Matan’s Shooter - Chapter 519
Only Web ????????? .???
“Tentu saja, kamu akan menanggung biaya operasinya, kan? Tapi aku tidak mau terlilit utang seperti itu. Dan untuk biaya operasi sendiri, uang yang sudah aku tabung sejauh ini-”
“Apa? Puhahaha!”
Dan pada saat itu, Ram Hwayeon tertawa terbahak-bahak.
Leeha sudah sering melihatnya tertawa, tetapi tidak pernah seperti ini.

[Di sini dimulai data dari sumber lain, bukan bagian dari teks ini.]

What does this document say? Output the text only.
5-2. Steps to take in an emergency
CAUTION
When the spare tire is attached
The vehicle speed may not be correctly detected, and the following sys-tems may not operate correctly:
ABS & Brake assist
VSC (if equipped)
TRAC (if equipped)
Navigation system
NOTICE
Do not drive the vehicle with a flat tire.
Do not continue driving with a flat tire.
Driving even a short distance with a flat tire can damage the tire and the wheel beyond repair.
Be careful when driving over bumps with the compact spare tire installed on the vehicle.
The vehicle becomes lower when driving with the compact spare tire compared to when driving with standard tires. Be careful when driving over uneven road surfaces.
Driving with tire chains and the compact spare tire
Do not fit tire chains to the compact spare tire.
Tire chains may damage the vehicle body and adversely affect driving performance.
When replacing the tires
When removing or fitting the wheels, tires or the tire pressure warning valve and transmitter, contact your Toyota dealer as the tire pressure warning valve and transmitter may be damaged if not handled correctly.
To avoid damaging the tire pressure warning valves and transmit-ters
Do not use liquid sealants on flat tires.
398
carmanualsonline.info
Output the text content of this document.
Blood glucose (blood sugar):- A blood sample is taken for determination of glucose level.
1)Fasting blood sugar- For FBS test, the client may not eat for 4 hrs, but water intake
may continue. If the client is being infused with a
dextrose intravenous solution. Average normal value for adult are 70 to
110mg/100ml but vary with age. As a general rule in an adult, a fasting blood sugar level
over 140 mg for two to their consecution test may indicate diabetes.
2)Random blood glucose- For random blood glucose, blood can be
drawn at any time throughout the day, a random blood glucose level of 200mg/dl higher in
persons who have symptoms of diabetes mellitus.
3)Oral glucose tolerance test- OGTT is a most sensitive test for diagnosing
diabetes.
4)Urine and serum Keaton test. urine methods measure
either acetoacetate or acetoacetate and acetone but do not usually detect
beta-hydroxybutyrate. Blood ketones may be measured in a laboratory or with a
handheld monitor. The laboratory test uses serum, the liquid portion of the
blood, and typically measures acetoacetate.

Tawanya membuat Leeha yang berdiri di depannya malu.
Butuh beberapa menit sebelum Ram Hwayeon, setelah tertawa terbahak-bahak, berbicara.
“Apakah kamu benar-benar berpikir aku akan melakukan itu?”
“Opo opo?”
“Leeha, jalanmu masih panjang. Ya, masih panjang.”
“Apa maksudmu jauh?”
“Tentu saja, dalam hal investasi padamu, biaya operasi itu tidak seberapa bagiku. Tapi apakah kau benar-benar berpikir aku akan menanggung semua biayanya?”
“Kemudian-”
Wajah Leeha memerah. Jadi bukan itu? Dia tidak mengundangnya untuk operasi gratis?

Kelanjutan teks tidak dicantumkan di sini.